This movie’s been touted as a kind of blend of last year’s spelling bee documentary, Spellbound, and Baz Luhrmann’s Strictly Ballroom, but it’s not riddled with the troubling undercurrents of the former and lacks the quirky, almost John Waters-esque style of the latter. And while Mad Hot Ballroom doesn’t share the overbearing success ethic of Spellbound, which is a plus, this also carries a price, in that the film lacks a degree of tension.
Indeed, the teachers (parents are relegated to the background, when they’re seen at all) spend so much time telling their students that winning isn’t important that it seems almost beside the point who does or doesn’t win the dance competitions. Yet there’s a certain hypocrisy at work here, as evidenced by a scene where the teachers and judges discuss winning among themselves (“Second place is actually the first loser”), keeping the kids out of the loop. (One wonders how the kids felt about this when they saw the finished film.)
The film’s approach is straightforward — follow several New York City ballroom dance classes of 11-year-olds for 10 weeks leading up to a competition — and it’s one that, by rights, ought to work. It’s certainly worked for hundreds, if not thousands, of fictional movies since the invention of films about competitions. And to some degree, it does work — just not as well as it might. (Not to mention that the movie will leave you wondering just exactly what the filmmakers would have done, had the results of the competition turned out differently.)
The hook of the film, however, is less its inherent drama than the picture it presents of the kids themselves and, inherently, the value it places on the need for funding the arts in the public school system. This is perhaps a good thing — though I suspect it was unconscious — since there’s really only so much mileage to be gotten out of watching kids do the fox trot, the tango, etc.
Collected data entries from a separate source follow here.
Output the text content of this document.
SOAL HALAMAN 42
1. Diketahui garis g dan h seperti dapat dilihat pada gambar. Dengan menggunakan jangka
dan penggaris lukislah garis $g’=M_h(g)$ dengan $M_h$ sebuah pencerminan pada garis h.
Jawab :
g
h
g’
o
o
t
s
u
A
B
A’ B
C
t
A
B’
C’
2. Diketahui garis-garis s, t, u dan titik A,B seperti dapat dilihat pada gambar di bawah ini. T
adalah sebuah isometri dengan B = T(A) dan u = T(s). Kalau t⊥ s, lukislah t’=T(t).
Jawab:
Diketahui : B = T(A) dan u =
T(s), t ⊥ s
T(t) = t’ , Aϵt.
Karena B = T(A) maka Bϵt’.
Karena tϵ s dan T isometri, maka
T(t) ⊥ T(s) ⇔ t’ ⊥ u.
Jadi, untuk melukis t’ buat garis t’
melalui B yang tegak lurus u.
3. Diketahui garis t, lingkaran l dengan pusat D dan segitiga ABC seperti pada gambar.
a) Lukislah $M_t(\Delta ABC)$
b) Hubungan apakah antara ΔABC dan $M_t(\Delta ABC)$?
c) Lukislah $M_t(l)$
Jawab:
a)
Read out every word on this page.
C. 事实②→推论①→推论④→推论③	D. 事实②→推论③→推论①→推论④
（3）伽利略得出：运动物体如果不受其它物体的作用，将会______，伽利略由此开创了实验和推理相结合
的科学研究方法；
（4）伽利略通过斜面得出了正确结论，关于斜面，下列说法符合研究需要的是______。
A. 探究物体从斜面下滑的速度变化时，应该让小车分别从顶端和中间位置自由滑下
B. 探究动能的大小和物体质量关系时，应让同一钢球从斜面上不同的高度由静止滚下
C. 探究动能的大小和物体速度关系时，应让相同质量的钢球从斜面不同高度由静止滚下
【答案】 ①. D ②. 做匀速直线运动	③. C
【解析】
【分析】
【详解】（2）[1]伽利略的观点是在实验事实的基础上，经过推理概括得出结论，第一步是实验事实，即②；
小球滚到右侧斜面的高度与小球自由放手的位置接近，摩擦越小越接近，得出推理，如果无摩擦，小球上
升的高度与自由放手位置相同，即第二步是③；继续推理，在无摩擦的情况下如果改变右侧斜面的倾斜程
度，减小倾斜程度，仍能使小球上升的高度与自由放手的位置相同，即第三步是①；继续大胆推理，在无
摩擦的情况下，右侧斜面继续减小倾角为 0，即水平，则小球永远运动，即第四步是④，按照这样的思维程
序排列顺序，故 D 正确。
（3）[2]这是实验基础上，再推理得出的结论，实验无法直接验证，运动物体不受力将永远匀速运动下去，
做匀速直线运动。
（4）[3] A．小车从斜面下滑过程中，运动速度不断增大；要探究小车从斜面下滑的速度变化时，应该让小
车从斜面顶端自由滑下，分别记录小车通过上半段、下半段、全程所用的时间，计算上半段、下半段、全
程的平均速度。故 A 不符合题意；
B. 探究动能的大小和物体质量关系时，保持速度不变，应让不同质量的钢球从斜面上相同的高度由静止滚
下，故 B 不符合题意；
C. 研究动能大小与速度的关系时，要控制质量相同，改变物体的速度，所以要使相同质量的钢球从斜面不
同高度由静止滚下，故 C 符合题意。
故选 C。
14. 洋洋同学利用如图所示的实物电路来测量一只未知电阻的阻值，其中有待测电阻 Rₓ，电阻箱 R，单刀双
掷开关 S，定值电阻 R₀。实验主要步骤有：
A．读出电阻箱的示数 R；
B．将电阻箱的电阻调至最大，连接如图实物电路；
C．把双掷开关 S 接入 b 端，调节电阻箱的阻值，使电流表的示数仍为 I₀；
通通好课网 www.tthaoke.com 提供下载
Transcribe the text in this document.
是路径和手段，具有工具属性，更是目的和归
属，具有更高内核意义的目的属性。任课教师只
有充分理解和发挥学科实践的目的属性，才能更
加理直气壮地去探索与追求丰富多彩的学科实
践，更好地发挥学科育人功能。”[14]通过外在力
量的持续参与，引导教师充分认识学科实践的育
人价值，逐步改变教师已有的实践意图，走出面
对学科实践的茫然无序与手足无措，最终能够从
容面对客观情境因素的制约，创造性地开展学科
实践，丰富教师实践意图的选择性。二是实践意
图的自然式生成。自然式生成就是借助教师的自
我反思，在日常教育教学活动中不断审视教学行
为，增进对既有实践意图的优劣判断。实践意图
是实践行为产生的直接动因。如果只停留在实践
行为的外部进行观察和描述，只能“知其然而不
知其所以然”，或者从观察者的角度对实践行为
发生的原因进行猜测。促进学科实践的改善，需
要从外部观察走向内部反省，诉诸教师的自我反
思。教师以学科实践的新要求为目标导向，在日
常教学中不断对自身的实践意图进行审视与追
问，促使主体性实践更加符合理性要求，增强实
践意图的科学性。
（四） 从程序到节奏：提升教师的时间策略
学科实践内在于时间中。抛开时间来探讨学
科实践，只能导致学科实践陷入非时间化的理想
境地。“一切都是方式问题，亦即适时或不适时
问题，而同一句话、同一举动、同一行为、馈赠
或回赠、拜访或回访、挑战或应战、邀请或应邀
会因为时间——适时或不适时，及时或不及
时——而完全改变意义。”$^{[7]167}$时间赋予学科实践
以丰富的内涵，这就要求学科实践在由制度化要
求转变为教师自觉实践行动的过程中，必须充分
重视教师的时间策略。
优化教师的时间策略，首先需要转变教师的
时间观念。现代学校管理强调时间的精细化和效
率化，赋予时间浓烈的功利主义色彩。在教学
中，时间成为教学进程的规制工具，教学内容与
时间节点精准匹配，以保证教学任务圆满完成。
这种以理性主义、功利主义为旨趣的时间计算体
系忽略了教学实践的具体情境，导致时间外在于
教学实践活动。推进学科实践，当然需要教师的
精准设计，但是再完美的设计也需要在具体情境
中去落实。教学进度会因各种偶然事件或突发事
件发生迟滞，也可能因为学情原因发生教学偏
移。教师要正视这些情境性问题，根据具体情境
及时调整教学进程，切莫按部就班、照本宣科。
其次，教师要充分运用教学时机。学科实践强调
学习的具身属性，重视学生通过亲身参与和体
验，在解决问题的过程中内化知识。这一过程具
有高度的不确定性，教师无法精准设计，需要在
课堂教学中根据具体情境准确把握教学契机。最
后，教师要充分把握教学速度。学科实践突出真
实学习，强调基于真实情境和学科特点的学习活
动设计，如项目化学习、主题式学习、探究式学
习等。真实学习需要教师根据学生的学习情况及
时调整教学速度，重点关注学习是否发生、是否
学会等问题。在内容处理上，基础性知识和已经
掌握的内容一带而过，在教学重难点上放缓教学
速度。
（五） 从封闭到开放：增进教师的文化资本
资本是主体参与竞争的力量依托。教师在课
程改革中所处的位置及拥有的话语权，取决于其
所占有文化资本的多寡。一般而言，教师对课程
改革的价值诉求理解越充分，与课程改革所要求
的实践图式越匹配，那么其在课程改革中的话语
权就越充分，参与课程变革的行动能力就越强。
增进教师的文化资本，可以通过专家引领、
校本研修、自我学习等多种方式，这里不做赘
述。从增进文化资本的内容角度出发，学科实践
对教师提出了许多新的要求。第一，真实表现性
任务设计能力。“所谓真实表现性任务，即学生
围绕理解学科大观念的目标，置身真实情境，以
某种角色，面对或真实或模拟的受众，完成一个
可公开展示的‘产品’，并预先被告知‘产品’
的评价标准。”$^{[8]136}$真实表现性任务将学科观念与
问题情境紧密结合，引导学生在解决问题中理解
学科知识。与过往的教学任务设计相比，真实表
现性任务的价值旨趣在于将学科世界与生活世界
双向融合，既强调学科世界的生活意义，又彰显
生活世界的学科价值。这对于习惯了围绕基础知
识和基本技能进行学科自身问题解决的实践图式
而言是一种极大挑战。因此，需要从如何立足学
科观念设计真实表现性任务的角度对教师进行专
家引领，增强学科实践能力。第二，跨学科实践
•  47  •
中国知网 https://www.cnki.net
As it stands, there’s a little too much footage devoted to the dancing itself, which tends to wear out its welcome. I mean, the kids are good, but Fred and Ginger they ain’t.
Left to themselves — just talking about their lives and perceptions of the class and competitions — the kids are often more engaging, and this is what holds attention throughout the movie. In fact, the glimpses that we get into these kids — and to a lesser extent, their teachers — make some of the dance footage seem even more excessive than it is.
The image of one little boy who’s confronted with a two-feet-taller dance partner is almost worth the price of admission by itself. The teachers come across rather well, too — though one of them (Alex Tchassov) is rather disconcertingly like Udo Kier (whom, it must be said, is somehow hard to imagine teaching 11-year-olds to dance). They’re presented as thoroughly committed and involved, and that’s a pleasure to see in a nonfiction film that isn’t written with an eye toward manipulating the feel-good gland.
This is not a great film, but it’s consistently likable, entertaining and real. If this summer finds you maxed out on super-heroes and space operas (with more to come), it makes for a nice respite. Rated PG for some thematic elements.